My Boyfriend and his Animal House

By GABRIELLE LINZER

Published: August 30, 2007

I step out of the bathroom to find a BB gun pointed straight between my eyes. The shirtless, tattooed bandit lowers his weapon and shrugs disappointedly when he recognizes me. He lets out a loud belch and heads back to the couch to join his fellow cretins. As I trip over BB pellets and inhale the stench of beer, sweat and yesterday’s lunch, I wonder to myself how this fine establishment recently became my boyfriend’s ‘home sweet home.’

It isn’t easy to be with your boyfriend when his roommates are six frat-type guys. (Ronna Gradus/MCT)

When I first heard the news, I admittedly wigged out. Why would an intelligent guy with a growing career and a girlfriend choose to make his home in a decaying house alongside seven frat-type guys? After hours of fighting, threatening and opposition, it became clear that he was going to move unless I refused to let him. Who am I to stop anyone from fulfilling their dream of living in a chaotic, dirty house at an undisclosed college known for its lack of class? He went.

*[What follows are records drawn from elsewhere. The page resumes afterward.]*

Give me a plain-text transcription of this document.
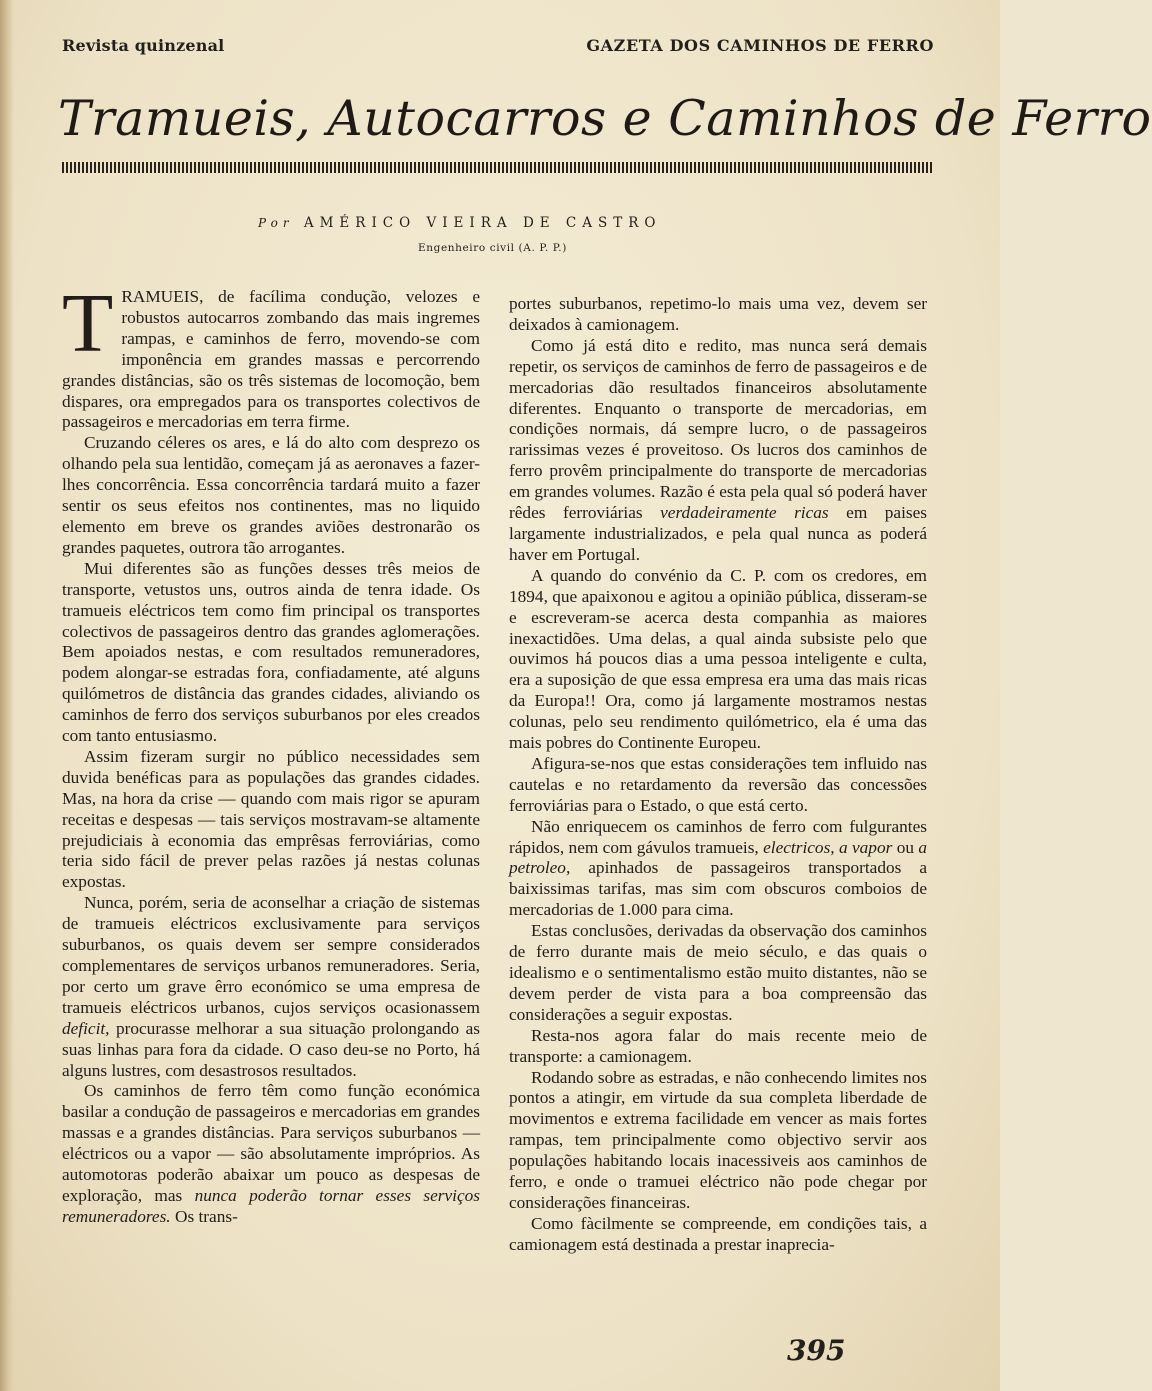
Revista quinzenal	GAZETA DOS CAMINHOS DE FERRO
Tramueis, Autocarros e Caminhos de Ferro
Por AMÉRICO VIEIRA DE CASTRO
Engenheiro civil (A. P. P.)

TRAMUEIS, de facílima condução, velozes e robustos autocarros zombando das mais ingremes rampas, e caminhos de ferro, movendo-se com imponência em grandes massas e percorrendo grandes distâncias, são os três sistemas de locomoção, bem dispares, ora empregados para os transportes colectivos de passageiros e mercadorias em terra firme.

Cruzando céleres os ares, e lá do alto com desprezo os olhando pela sua lentidão, começam já as aeronaves a fazer-lhes concorrência. Essa concorrência tardará muito a fazer sentir os seus efeitos nos continentes, mas no liquido elemento em breve os grandes aviões destronarão os grandes paquetes, outrora tão arrogantes.

Mui diferentes são as funções desses três meios de transporte, vetustos uns, outros ainda de tenra idade. Os tramueis eléctricos tem como fim principal os transportes colectivos de passageiros dentro das grandes aglomerações. Bem apoiados nestas, e com resultados remuneradores, podem alongar-se estradas fora, confiadamente, até alguns quilómetros de distância das grandes cidades, aliviando os caminhos de ferro dos serviços suburbanos por eles creados com tanto entusiasmo.

Assim fizeram surgir no público necessidades sem duvida benéficas para as populações das grandes cidades. Mas, na hora da crise — quando com mais rigor se apuram receitas e despesas — tais serviços mostravam-se altamente prejudiciais à economia das emprêsas ferroviárias, como teria sido fácil de prever pelas razões já nestas colunas expostas.

Nunca, porém, seria de aconselhar a criação de sistemas de tramueis eléctricos exclusivamente para serviços suburbanos, os quais devem ser sempre considerados complementares de serviços urbanos remuneradores. Seria, por certo um grave êrro económico se uma empresa de tramueis eléctricos urbanos, cujos serviços ocasionassem deficit, procurasse melhorar a sua situação prolongando as suas linhas para fora da cidade. O caso deu-se no Porto, há alguns lustres, com desastrosos resultados.

Os caminhos de ferro têm como função económica basilar a condução de passageiros e mercadorias em grandes massas e a grandes distâncias. Para serviços suburbanos — eléctricos ou a vapor — são absolutamente impróprios. As automotoras poderão abaixar um pouco as despesas de exploração, mas nunca poderão tornar esses serviços remuneradores. Os trans-

portes suburbanos, repetimo-lo mais uma vez, devem ser deixados à camionagem.

Como já está dito e redito, mas nunca será demais repetir, os serviços de caminhos de ferro de passageiros e de mercadorias dão resultados financeiros absolutamente diferentes. Enquanto o transporte de mercadorias, em condições normais, dá sempre lucro, o de passageiros rarissimas vezes é proveitoso. Os lucros dos caminhos de ferro provêm principalmente do transporte de mercadorias em grandes volumes. Razão é esta pela qual só poderá haver rêdes ferroviárias verdadeiramente ricas em paises largamente industrializados, e pela qual nunca as poderá haver em Portugal.

A quando do convénio da C. P. com os credores, em 1894, que apaixonou e agitou a opinião pública, disseram-se e escreveram-se acerca desta companhia as maiores inexactidões. Uma delas, a qual ainda subsiste pelo que ouvimos há poucos dias a uma pessoa inteligente e culta, era a suposição de que essa empresa era uma das mais ricas da Europa!! Ora, como já largamente mostramos nestas colunas, pelo seu rendimento quilómetrico, ela é uma das mais pobres do Continente Europeu.

Afigura-se-nos que estas considerações tem influido nas cautelas e no retardamento da reversão das concessões ferroviárias para o Estado, o que está certo.

Não enriquecem os caminhos de ferro com fulgurantes rápidos, nem com gávulos tramueis, electricos, a vapor ou a petroleo, apinhados de passageiros transportados a baixissimas tarifas, mas sim com obscuros comboios de mercadorias de 1.000 para cima.

Estas conclusões, derivadas da observação dos caminhos de ferro durante mais de meio século, e das quais o idealismo e o sentimentalismo estão muito distantes, não se devem perder de vista para a boa compreensão das considerações a seguir expostas.

Resta-nos agora falar do mais recente meio de transporte: a camionagem.

Rodando sobre as estradas, e não conhecendo limites nos pontos a atingir, em virtude da sua completa liberdade de movimentos e extrema facilidade em vencer as mais fortes rampas, tem principalmente como objectivo servir aos populações habitando locais inacessiveis aos caminhos de ferro, e onde o tramuei eléctrico não pode chegar por considerações financeiras.

Como fàcilmente se compreende, em condições tais, a camionagem está destinada a prestar inaprecia-

395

Although I was bitter, a good friend of mine suggested that I spend time at his new residence, just to give it a chance and clear the air. It immediately became apparent that none of the other guys in the house had girlfriends. The whining of loud, obnoxious sorority girls penetrates through my boyfriend’s door as we try to watch movies in his room, only to be drowned out by the incessant banging of a newly-installed drum set that makes its home in the basement, directly below his room.

When the shrieks of these girls die down, and the living room resembles a third-world country struck by a tsunami, the party is considered done. There is always a new friend to be made after one of these events, and you can always find him sleeping on the downstairs couch with one shoe on and his mouth wide open, snoring.

What about a quiet night? There are none to be had. Rumors of rat and roach sightings circulate regularly. It’s no wonder, since the front porch and alley next to the house are constantly overflowing with cans, bottles, garbage and cigarette butts.

The drive down to his place is enough to wipe me out for the night. The highway that leads to his house is narrow, packed with 18-wheelers going 90 mph, and it splits unexpectedly at every point imaginable.

In all fairness, my boyfriend has attempted to make his living situation more bearable on my behalf. He found an alternate highway that leads to his house, which is a lot less intimidating. He also installed jumbo speakers in his room to drown out the round-the-clock noise that makes it virtually impossible to sleep.

Despite the fact that I could probably go on for eternity complaining about all of the aspects of this typical college scenario, I have decided to suck up the fact that my boyfriend has relocated here until next summer. Most of his roommates are nice guys and some of them even clean up once in a while. While I’m not about to pack up my things and join him in his animal house, I’ll respect his decision to live there and do my best to hold things together.